Overview
Finch-MoE-37B-A11B-v0.1-HF: A Mixture of Experts RWKV Model
The recursal/Finch-MoE-37B-A11B-v0.1-HF is a Hugging Face compatible implementation of the Flock of Finches Mixture of Experts (MoE) model, developed by Recursal with compute sponsored by TensorWave. This model leverages a 37 billion parameter architecture with an active parameter count of 11 billion, aiming for a balance of performance and efficiency.
Key Capabilities
- Mixture of Experts Architecture: Utilizes an MoE design, which can offer improved performance and potentially more efficient inference compared to dense models of similar total parameter count.
- Improved General Language Understanding: Demonstrates notable gains across various benchmarks compared to its predecessors, Eagle 7B, Finch 7B, and Finch 14B.
- Hugging Face Compatibility: Fully compatible with the Hugging Face
transformerslibrary for straightforward integration and deployment. - Multilingual Support: Example usage shows generation in Chinese, indicating potential for multilingual applications.
Good for
- General-purpose text generation: Capable of generating detailed responses to various prompts, as shown in the examples.
- Research and experimentation with MoE models: Provides a readily available MoE model within the RWKV family for developers to explore.

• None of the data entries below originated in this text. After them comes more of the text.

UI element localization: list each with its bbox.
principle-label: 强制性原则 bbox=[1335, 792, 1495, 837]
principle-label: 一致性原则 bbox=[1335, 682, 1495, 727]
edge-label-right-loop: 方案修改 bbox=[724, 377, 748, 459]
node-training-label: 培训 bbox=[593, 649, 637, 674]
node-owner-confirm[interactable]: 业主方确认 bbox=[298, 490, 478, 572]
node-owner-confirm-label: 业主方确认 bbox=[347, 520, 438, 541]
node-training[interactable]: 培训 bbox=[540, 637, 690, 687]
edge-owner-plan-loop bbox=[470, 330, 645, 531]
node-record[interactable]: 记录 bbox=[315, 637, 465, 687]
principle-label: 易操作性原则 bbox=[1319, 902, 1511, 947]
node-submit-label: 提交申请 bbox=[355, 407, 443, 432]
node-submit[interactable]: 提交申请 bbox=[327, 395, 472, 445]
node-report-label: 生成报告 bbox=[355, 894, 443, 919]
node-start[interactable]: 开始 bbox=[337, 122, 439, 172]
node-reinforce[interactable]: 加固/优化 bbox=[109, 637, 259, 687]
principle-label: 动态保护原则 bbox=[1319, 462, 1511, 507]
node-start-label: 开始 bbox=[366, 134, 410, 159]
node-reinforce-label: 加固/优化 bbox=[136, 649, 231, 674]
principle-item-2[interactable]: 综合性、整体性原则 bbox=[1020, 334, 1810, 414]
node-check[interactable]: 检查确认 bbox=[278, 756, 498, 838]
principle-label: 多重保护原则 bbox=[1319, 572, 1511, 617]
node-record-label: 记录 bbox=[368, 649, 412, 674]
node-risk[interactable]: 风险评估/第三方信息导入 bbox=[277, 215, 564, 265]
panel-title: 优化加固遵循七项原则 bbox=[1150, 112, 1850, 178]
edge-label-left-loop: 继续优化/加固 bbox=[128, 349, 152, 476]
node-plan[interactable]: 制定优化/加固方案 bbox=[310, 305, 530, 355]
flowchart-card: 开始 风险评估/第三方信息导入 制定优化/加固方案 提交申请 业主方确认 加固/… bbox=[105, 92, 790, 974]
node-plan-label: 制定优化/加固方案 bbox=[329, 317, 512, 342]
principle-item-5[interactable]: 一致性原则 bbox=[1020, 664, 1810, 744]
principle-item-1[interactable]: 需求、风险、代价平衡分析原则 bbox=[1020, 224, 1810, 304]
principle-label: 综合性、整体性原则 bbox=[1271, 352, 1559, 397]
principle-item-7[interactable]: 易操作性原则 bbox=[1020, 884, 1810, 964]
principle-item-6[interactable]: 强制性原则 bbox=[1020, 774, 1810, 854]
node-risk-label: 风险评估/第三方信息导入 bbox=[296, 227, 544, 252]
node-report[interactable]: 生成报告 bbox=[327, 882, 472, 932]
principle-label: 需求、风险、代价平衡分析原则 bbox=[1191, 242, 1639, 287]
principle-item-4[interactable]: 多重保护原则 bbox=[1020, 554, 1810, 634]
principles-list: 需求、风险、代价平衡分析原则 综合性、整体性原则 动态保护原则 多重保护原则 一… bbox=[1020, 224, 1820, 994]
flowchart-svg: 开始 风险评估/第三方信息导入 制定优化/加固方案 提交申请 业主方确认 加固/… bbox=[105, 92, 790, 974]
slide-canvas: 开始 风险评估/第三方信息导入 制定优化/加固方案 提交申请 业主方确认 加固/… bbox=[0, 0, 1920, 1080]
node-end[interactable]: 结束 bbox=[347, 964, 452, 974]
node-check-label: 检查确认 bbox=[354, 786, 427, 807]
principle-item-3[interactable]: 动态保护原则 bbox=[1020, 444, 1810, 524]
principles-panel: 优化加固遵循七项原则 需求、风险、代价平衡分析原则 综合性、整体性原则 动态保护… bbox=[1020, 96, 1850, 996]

- Applications requiring enhanced reasoning: Shows improvements on benchmarks like ARC-C and Winogrande, suggesting stronger reasoning capabilities.
Performance Highlights
Evaluations show the Flock of Finches 37B-A11B v0.1 model outperforming earlier RWKV models:
- ARC C: 48.04% (vs. 39.59% for Eagle 7B)
- MMLU: 55.58% (vs. 30.86% for Eagle 7B)
- Winogrande: 75.14% (vs. 67.56% for Eagle 7B)
This model is a significant step in the RWKV series, offering a powerful MoE option for a range of language tasks.